Tool for automatic cluster testing with apache spark.
You should have kafka set up with topic containing data for test.
notable properties that should be set:
- kafka.consumer.zookeeper.url - input kafka zookeeper url
- kafka.consumer.topic - mutual prefix of input topics (i.e. input if you have topics input-4part and input-5part, they do not need to have different amount of partitions but they need to have suffix 5part if used for 5 computers etc.)
- kafka.producer.topic - where test output goes
- kafka.producer.resultsTopic - where test results will be available (topic gets cleared if you run tests again)
- kafka.producer.servers - output kafka url
- spark.home - location of spark installation in test work directory on all machines, use ${WRK}/spark-bin-hadoop (WRK is set in
bin/setenv.sh
) - spark.master - master node url, can be found in master node spark monitor
- spark.machines - only needed if you are submitting one test only, number of all machines used in test
- spark.testtype - only needed if you are submitting one test only, name of test to run
- other properties are equivalent to kafka or spark properties (see their docs), but you should not need to change these
- ALL_SERVERS[1] - url of master node, any machine on your cluster
- ALL_SERVERS[1+] - other machines on your clusters, will be used as workers/slaves
- KAFKA_INSTALL - location of kafka installation where you will consume test results and test data
- KAFKA_PRODUCER - url of machine with kafka that data will be read from
- KAFKA_CONSUMER - url of kachine with kafka that data will be produced to
- TESTING_TOPIC - should match kafka.producer.topic
- SERVICE_TOPIC - should match kafka.producer.resultsTopic
- MASTERURL - should match spark.master
- WRK - folder used for everyting on all servers (installation of spark, project...)
You should not need to change anything in the sources, unless you have different dataset.
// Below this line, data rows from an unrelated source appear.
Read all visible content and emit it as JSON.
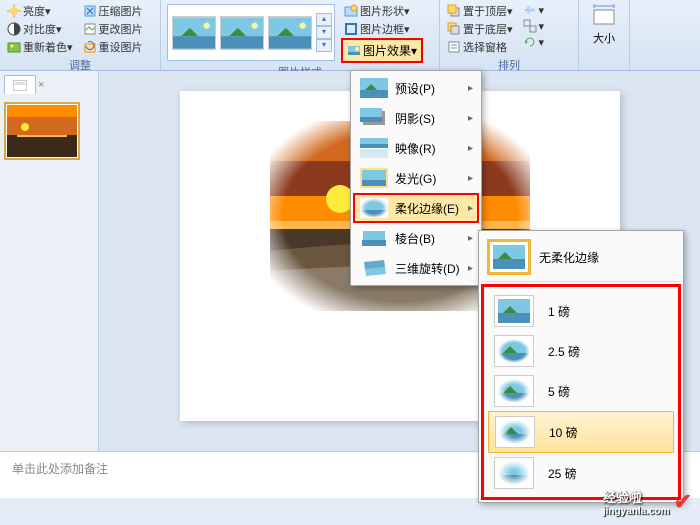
{
  "ribbon": {
    "adjust": {
      "brightness": "亮度",
      "contrast": "对比度",
      "recolor": "重新着色",
      "compress": "压缩图片",
      "change": "更改图片",
      "reset": "重设图片",
      "label": "调整"
    },
    "styles": {
      "shape": "图片形状",
      "border": "图片边框",
      "effects": "图片效果",
      "label": "图片样式"
    },
    "arrange": {
      "front": "置于顶层",
      "back": "置于底层",
      "pane": "选择窗格",
      "label": "排列"
    },
    "size": {
      "label": "大小"
    }
  },
  "effects_menu": {
    "preset": "预设(P)",
    "shadow": "阴影(S)",
    "reflection": "映像(R)",
    "glow": "发光(G)",
    "soft_edges": "柔化边缘(E)",
    "bevel": "棱台(B)",
    "rotation3d": "三维旋转(D)"
  },
  "soft_edges_menu": {
    "none": "无柔化边缘",
    "options": [
      "1 磅",
      "2.5 磅",
      "5 磅",
      "10 磅",
      "25 磅"
    ]
  },
  "notes": "单击此处添加备注",
  "watermark": {
    "brand": "经验啦",
    "url": "jingyanla.com"
  }
}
Then you may want to change TEST_DATA_RECORDS_SIZE (total number of records in dataset) or FILTER_TEST_IP (IP address used in filter test) variables.
- In
bin/all-test-read.sh
set the desired batch sizes, test types and amount of computers to test (+repetitions) - Execute
bin/all-test-read.sh
, results will be in SERVICE_TOPIC
Example:
TESTTYPES[1]=ReadWriteTest
TESTTYPES[2]=FilterIPTest
TESTTYPES[3]=CountTest
TESTTYPES[4]=AggregationTest
TESTTYPES[5]=TopNTest
TESTTYPES[6]=SynScanTest
COMPUTERS[1]=5
COMPUTERS[2]=4
REPEAT=2
runs all tests 2 times on 5 machines first, followed by all tests 2 times on 4 machines
- Set producer and consumer topic names in
pom.xml
testbed profile - (Optional) Execute
bin/clean-cluster.sh
- Execute
bin/install-cluster.sh
to prepare (download and unpack) spark on every machine - Execute
bin/start-cluster.sh
to run spark in cluster mode, web-based user interface to monitor the cluster will be running at http://10.16.31.211:8080/ (master node) and http://10.16.31.212:8081/ http://10.16.31.213:8081/ http://10.16.31.214:8081/ http://10.16.31.215:8081/ (slaves) - Execute
bin/deploy-to-cluster.sh
to archive, copy, unpack and build at 10.16.31.211, app will then start automatically, ready to receive json from kafka
Tool is able to export basic statistics in CSV format into specified Kafka topic.
- kafka.producer.statisticsTopic - Kafka topic where statistics results are exported
- kafka.producer.statisticsFormat - format of reports; for now, only CSV available, other values print Java toString values
Run a single test with Statistics
filled as the test type name.